Une paye ou une bourse

Lorsqu’il avait été chargé en 2016 d’examiner la question de la rémunération des doctorants en psychologie, l’ancien président de l’Ordre des psychologues, Luc Granger, avait soulevé d’autres enjeux. 

Il relevait que considérer un étudiant comme un employé rendait sa syndicalisation possible. M. Granger craignait aussi que les besoins de l’employeur passent avant les besoins de formation.
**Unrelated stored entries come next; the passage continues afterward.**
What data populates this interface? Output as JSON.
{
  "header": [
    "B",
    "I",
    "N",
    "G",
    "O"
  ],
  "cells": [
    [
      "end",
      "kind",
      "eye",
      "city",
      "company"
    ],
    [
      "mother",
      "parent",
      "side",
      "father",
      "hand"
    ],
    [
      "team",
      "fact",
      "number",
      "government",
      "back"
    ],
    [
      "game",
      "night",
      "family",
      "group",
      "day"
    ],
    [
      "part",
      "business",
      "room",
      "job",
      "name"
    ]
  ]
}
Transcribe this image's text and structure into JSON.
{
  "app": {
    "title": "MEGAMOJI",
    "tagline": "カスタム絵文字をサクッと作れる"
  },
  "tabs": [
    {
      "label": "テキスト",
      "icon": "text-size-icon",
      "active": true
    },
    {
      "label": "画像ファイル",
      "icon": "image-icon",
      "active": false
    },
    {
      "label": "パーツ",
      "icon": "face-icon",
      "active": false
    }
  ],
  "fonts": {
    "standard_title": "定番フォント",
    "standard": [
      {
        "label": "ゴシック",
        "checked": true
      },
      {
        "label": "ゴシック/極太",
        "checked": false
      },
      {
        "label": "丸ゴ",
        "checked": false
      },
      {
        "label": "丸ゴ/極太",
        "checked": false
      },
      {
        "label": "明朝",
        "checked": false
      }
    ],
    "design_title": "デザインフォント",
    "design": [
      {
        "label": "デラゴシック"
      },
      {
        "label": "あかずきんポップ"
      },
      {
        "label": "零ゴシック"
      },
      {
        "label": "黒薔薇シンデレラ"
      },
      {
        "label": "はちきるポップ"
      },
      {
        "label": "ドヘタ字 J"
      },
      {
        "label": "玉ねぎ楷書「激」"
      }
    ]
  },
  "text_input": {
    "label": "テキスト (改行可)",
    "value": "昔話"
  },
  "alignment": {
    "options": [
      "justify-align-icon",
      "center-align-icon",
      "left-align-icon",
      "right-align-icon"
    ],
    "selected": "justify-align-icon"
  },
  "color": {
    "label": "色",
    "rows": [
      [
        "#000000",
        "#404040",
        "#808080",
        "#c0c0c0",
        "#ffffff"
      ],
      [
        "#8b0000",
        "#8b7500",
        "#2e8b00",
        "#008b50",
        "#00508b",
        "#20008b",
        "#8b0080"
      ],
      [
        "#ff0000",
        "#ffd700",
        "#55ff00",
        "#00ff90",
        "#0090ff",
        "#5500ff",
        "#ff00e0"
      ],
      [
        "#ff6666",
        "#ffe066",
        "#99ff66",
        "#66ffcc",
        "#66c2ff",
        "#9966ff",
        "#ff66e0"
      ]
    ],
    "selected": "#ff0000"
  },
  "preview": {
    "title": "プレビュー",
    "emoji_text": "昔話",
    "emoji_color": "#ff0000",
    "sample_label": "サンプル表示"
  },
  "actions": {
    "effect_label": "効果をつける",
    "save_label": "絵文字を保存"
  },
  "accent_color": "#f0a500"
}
Il avait donc recommandé à Québec de verser une bourse plutôt qu’une paye aux doctorants en psychologie.

La ministre David et le gouvernement Couillard ont opté pour cette voie et promis des bourses de 25 000 $ par année aux étudiants qui réaliseraient leur internat dans le secteur public ou parapublic.

Malheureusement, toutes les ficelles n’étaient pas attachées. Ils manquent de fonds pour honorer toutes les demandes et des délais courent dans le versement de celles obtenues. Les étudiants en psychologie réclament un meilleur traitement depuis plus de 10 ans.

Le gouvernement Legault ne doit pas mener les étudiants d’autres disciplines vers le même cul-de-sac. Il doit prendre le temps de faire les choses correctement. S’il privilégie une compensation plutôt qu’un salaire, elle doit être réelle.

Dans une recherche menée pour deux associations étudiantes, Les stages et les stagiaires du réseau universitaire québécois. Portraits, enjeux et réalités, Charles Carrier-Plante et Cécile Retg, soulèvent par ailleurs la question des crédits d’impôt accordés aux entreprises qui accueillent des stagiaires et qui les rémunèrent. 

Si Québec a des fonds pour aider le secteur privé à recruter et à accueillir des stagiaires, il doit en prévoir aussi pour attirer des recrues dans le secteur public.